A hands-free world for workers on the road – The Globe and Mail.
So the guys whose cars are their offices are frustrated because of the new rules. What’s interesting in this article in the Globe and Mail, is that some businesses have put stringent rules in place to prevent employees from working en route. Productivity is rising, and employees have reduced the time spent on electronic devices while in the car on their personal time.

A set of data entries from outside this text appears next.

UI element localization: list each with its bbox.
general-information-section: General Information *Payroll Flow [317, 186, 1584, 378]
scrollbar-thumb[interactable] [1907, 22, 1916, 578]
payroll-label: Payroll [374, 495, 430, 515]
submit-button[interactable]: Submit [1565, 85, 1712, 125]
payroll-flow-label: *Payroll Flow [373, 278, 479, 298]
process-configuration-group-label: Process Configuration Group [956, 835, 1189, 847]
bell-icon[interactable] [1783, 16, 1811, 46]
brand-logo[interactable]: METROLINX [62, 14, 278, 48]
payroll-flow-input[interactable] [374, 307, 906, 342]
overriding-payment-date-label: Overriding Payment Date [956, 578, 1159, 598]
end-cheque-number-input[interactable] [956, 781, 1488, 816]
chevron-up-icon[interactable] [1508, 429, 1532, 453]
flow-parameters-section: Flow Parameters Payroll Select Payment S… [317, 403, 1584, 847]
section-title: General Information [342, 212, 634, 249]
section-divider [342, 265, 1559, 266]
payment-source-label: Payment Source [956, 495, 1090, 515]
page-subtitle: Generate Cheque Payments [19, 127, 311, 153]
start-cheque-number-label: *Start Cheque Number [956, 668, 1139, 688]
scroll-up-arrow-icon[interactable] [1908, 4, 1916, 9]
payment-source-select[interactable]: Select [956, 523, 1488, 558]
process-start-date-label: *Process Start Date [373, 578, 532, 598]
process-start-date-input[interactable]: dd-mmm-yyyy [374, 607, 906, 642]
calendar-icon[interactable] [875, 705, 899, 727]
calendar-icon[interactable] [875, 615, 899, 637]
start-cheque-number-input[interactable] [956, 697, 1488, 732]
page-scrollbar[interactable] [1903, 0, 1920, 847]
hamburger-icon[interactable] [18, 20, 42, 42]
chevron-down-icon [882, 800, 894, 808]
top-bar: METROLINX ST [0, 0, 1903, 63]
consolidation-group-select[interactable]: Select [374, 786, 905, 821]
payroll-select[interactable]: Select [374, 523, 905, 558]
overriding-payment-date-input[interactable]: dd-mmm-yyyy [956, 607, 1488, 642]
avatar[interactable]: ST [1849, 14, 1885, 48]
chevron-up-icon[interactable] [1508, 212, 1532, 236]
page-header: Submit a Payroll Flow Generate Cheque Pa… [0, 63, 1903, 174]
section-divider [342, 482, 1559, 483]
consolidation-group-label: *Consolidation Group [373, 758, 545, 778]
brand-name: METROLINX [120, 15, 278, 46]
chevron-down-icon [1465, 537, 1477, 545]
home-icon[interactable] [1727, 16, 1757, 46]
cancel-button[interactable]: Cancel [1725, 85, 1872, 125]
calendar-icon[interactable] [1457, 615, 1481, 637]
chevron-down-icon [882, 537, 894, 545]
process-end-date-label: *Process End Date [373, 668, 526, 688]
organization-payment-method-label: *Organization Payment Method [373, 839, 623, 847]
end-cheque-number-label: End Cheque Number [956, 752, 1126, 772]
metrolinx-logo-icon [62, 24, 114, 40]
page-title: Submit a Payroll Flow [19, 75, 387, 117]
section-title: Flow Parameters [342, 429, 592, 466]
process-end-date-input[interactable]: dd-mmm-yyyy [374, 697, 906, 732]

When did the car become an office? Was it the invention of the Blackberry, or the first “car phone” wired in, and connected to a mobile operator sometime in the seventies. And what were all these people doing while hurtling along at 100km plus – sending e-mails, faxing, consulting with clients? Take a person who manages other people’s money. Out of the office, travelling to meet one client, talking to three or four others on the way, faxing off documents on his way home, he seems not to need an office or an assistant with all the attendant costs. But how secure are you in the advice you’re getting from someone who can’t even take the hour he’s in the car to listen to music, or the news, or just to think. I hope its my account he’s remembering, not someone else’s.
Or the real estate broker, making the big deals by the side of the road-itinerant, ungrounded and insecure.
Or, and I’ve been here, answering a call from the hospital and trying to sort out complex medical data and give advice, all while controlling a dangerous machine in the midst of other dangerous machines.
I think we need to return to a more civil way of life, with business conducted in offices, giving the man in the story in the Globe, and the rest of us, a few minutes to think and reflect on our way to appointments, and perhaps arrive alive.